Sometimes our shoulder is bruised as we struggle to move the stones in our own life. We struggle to understand where God is and where hope is to be found, wrestling with questions and dilemmas to which others seem to have found the answers. It might be the whole experience of the last year, or living through these present days when we are still so uncertain if our world really will recover. Maybe for you it’s in long nights of chronic pain, or watching with a loved one, or just living with worries, or broken love, or walking through the valley of grief. All of these times can mean our shoulders can feel very bruised as we push at the stones to try to find new hope.
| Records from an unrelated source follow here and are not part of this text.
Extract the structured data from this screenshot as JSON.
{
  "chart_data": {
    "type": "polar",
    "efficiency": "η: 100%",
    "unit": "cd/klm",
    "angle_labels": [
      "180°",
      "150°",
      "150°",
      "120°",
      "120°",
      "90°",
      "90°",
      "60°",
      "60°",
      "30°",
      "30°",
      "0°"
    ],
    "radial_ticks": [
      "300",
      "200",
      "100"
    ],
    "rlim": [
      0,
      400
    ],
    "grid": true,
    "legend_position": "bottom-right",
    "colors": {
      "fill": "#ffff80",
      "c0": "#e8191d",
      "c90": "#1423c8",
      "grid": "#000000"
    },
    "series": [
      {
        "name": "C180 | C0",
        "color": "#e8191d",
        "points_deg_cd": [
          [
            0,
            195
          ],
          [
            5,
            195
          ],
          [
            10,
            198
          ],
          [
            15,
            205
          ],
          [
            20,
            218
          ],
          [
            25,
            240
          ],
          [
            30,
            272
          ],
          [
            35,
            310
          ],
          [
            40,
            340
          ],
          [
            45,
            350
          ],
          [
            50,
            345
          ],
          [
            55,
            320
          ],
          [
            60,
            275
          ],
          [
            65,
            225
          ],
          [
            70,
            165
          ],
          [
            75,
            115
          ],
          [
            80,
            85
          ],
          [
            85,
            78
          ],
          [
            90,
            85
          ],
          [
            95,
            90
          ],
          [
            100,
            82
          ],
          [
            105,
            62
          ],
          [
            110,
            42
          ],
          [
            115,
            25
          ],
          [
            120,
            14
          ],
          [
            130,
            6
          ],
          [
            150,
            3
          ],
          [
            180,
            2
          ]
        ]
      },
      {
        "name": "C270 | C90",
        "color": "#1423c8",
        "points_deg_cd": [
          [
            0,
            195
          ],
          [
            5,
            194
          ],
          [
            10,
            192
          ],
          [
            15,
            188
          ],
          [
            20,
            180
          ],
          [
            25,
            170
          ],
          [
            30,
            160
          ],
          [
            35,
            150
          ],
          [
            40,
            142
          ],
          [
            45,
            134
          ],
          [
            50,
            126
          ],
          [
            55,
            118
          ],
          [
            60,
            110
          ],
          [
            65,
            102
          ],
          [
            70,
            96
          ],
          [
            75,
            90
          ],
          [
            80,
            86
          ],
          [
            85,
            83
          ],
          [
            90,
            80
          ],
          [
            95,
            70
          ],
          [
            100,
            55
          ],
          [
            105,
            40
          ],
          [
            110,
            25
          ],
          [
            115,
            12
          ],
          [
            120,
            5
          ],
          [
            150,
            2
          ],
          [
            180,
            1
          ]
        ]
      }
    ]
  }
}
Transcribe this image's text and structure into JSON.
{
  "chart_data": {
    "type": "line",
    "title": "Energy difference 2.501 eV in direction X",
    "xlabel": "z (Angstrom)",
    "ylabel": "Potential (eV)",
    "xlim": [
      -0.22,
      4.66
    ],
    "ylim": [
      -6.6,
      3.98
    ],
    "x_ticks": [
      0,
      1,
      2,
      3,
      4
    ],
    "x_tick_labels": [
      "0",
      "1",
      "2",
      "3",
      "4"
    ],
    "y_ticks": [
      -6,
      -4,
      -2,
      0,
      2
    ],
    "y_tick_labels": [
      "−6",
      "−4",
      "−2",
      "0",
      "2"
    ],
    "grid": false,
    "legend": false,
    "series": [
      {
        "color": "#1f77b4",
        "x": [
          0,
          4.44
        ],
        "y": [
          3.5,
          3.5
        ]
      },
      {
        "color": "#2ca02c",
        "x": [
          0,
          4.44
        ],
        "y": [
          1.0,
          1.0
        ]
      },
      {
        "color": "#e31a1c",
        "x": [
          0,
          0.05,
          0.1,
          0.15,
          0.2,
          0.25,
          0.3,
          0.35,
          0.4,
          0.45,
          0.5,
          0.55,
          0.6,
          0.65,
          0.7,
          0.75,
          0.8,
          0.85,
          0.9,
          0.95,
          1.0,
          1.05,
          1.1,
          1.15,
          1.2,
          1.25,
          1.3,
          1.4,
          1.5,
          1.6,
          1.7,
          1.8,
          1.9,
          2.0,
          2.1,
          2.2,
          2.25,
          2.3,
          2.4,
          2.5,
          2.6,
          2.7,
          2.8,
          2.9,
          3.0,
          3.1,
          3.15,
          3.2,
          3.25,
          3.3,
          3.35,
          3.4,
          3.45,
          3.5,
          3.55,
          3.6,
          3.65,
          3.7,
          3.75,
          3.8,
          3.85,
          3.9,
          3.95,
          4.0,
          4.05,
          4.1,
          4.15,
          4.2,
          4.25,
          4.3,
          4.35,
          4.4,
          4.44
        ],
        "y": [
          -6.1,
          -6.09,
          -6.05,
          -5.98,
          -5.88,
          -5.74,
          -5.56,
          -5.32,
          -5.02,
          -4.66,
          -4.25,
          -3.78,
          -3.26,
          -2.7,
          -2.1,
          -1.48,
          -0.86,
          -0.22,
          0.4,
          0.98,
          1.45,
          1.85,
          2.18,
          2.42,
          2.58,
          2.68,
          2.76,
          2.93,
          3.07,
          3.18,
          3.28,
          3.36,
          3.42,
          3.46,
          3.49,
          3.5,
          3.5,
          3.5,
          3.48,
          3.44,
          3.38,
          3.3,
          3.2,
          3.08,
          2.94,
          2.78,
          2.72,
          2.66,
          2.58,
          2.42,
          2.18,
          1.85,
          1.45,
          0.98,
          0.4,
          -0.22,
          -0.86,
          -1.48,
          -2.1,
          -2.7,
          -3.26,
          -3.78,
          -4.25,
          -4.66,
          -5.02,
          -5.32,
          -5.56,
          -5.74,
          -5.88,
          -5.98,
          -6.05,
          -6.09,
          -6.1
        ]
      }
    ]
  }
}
But then, mysteriously, there is the whisper or a breath, the feathery glimpse of an angel’s wing, and hope stirs, peace fall and Jesus bless us who have not yet fully seen, and yet we believe and hold fast to our faith. Then we join Thomas in declaring My Lord and My God, and say, sometimes with confidence, sometimes with croaky voice, Alleluia, Christ is Risen.!
Where have you glimpsed signs of resurrection hope this week?